Heino von Prondzynski, Head of the Diagnostics Division and Member of the Roche Executive Committee, commented: "Even if the infection rate with the SARS virus is regressive, we do not know if we will have to face another outbreak in the future. In the meantime researchers will use our product to answer questions still open about the incubation time, the point when patients are most infectious or how long the virus can survive outside the body."
The development team was based mainly at Roche's research site in Penzberg, Germany. Supplemental work was done at outside laboratories specially designed to accommodate research involving high-risk infectious agents. Because some specimens could not be processed in Penzberg, the project team collaborated with researchers, hospitals and government agencies in the countries that represented the major SARS "hot spots."
In response to the appearance of new viral diseases, Roche Diagnostics has already set the pace for swift and proactive responses to threats from emerging pathogens. In only nine months, Roche developed a blood-screening test (investigational use only) for the detection of West Nile Virus, a mosquito-borne pathogen that can cause life-threatening illness and death and can be transmitted through infected donor blood and blood products.
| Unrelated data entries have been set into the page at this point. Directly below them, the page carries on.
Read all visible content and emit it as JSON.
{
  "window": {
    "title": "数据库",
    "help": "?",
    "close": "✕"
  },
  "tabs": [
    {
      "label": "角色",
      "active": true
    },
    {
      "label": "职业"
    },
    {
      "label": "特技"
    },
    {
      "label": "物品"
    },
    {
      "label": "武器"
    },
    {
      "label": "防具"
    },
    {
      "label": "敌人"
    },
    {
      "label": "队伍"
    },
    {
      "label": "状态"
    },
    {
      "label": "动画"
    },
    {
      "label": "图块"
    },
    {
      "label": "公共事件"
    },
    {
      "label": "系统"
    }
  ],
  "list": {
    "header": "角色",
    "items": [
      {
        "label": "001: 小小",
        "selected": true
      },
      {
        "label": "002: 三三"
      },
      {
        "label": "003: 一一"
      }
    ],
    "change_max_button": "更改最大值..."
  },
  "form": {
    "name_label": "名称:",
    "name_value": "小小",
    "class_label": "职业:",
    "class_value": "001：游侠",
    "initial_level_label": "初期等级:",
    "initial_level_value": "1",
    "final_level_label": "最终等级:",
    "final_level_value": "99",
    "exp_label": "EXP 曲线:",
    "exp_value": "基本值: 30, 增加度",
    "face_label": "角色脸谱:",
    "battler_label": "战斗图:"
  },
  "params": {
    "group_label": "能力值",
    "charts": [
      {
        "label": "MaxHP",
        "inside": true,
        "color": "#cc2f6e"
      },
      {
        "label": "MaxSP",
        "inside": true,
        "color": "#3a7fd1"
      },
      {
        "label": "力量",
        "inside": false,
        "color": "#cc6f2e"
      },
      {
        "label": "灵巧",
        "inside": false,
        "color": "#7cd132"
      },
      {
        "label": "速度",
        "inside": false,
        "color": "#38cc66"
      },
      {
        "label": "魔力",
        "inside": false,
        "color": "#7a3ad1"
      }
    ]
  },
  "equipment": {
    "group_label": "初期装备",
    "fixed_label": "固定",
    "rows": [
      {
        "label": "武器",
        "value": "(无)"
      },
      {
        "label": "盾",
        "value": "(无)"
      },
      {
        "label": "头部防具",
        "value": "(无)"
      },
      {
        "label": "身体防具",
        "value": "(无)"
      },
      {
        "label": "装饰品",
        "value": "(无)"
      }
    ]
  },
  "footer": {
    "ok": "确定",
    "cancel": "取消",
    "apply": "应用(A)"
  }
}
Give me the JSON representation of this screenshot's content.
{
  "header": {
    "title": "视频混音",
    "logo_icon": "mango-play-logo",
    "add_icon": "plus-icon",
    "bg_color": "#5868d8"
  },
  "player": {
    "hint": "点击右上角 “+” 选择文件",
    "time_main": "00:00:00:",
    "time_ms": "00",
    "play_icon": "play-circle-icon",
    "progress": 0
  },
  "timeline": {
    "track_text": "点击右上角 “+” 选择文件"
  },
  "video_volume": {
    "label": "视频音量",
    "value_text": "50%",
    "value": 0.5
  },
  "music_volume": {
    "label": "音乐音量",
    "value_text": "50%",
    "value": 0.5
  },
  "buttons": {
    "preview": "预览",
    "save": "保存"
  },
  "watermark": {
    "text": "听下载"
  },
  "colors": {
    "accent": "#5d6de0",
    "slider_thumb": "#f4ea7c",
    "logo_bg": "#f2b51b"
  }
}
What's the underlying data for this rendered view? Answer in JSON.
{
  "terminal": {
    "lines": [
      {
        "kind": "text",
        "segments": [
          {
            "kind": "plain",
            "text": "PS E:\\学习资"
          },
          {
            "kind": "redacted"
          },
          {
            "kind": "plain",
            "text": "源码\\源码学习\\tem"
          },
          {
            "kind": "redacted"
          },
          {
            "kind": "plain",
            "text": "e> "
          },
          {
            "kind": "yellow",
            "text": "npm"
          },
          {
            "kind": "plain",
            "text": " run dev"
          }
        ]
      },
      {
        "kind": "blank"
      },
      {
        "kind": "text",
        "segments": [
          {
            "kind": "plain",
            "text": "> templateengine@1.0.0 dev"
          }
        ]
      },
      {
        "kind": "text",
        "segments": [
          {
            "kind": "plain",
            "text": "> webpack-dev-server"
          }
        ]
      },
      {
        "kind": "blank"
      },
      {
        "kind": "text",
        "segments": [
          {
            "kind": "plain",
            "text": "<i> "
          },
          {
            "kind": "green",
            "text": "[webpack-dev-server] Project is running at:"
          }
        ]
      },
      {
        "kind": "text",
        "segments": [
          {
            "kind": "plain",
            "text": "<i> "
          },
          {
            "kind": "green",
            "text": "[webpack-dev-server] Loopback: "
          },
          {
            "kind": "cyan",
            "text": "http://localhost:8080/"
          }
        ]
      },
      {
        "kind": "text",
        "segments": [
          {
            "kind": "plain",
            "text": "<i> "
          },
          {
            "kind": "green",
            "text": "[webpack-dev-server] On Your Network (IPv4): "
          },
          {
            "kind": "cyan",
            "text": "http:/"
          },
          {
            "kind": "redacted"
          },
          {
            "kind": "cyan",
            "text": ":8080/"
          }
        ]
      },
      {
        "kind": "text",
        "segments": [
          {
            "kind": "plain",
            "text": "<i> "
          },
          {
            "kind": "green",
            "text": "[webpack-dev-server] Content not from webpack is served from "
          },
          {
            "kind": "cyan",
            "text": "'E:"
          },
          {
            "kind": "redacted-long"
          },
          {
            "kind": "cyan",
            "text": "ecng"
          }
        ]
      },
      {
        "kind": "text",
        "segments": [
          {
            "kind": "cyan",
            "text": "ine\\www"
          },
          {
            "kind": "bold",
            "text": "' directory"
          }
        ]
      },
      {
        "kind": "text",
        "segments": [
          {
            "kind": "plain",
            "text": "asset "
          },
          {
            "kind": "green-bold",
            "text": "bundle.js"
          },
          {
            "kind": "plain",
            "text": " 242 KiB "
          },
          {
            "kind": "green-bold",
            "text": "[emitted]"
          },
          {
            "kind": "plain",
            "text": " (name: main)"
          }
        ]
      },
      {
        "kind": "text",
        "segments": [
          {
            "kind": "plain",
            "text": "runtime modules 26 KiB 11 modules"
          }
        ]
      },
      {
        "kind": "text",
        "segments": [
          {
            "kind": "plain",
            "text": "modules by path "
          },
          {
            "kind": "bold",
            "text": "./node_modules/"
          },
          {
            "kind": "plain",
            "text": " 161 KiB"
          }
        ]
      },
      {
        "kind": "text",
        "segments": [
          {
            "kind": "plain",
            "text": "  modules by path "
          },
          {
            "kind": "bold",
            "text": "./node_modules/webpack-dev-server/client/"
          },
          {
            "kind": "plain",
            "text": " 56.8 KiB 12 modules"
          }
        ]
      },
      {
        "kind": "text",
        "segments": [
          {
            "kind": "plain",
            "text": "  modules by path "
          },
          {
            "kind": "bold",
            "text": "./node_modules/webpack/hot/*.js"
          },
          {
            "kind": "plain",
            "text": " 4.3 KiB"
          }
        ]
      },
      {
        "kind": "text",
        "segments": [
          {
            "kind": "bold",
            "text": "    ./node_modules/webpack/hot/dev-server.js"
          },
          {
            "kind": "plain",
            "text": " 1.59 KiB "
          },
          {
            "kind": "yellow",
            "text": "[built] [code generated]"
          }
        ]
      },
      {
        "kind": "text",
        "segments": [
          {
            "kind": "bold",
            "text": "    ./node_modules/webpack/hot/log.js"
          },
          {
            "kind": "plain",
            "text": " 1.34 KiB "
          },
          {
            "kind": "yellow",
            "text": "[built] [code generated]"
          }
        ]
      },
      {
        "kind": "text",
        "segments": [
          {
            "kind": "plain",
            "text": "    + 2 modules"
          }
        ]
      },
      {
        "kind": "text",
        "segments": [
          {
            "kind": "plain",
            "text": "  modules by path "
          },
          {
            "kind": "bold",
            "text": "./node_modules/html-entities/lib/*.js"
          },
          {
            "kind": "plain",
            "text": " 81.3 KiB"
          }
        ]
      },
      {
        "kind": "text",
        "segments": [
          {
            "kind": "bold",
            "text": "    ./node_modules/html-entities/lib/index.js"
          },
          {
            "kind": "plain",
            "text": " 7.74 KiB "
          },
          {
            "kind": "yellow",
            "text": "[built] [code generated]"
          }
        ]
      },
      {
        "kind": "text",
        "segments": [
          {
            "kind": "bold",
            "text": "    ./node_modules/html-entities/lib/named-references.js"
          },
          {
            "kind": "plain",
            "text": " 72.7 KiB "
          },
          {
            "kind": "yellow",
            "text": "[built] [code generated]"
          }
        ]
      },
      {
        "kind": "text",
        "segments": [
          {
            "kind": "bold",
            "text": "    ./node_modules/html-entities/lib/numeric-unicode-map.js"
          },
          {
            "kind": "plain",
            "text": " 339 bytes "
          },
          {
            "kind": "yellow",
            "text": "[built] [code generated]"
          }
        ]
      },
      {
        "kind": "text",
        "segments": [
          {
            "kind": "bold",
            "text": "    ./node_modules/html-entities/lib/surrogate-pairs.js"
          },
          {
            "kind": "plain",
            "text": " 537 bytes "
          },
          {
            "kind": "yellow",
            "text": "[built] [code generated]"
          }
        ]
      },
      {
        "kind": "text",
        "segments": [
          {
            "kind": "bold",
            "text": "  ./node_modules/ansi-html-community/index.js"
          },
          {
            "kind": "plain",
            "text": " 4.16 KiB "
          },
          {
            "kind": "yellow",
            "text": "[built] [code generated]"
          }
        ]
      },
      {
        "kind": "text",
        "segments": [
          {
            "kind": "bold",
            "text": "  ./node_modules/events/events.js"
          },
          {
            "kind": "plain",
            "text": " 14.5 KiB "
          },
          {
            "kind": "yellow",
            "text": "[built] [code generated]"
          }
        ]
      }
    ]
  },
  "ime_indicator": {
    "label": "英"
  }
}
Roche's West Nile test is currently being evaluated at blood testing sites in the US under an Investigational New Drug (IND) application and under a similar regulatory process in Canada.
Severe Acute Respiratory Syndrome (SARS) was first reported in China's Guangdong province in late 2002. SARS is a form of atypical pneumonia caused by a new strain of coronavirus. According to the World Health Organization (Cumulative Number of Reported Probable Cases of SARS from 1 November 2002 to 10 July 2003), the disease has killed more than 800 people worldwide and infected more than 8000. The majority of infections have occurred in Asia. About Roche's PCR technology Roche's patented polymerase chain reaction (PCR) technology is one of the most advanced methods in molecular diagnostics and one that earned its discoverer a Nobel Prize in Chemistry in 1993. PCR allows minute amounts of genetic material to be amplified into billions of copies (that is, to detectable levels) in only a few hours. In addition to its applications in nucleic acid fingerprinting and the diagnosis and monitoring of disease, PCR enables detection of infectious agents early in the infection cycle, often before symptoms appear. Standard immunoassay testing, by contrast, detects evidence of the body's immune response (antibodies) later in the infection cycle, leaving an increased period during which infections can be missed. Through its global licensing and scientific collaboration programs Roche has developed and encouraged the utility of PCR technology for a wide variety of clinical and research applications.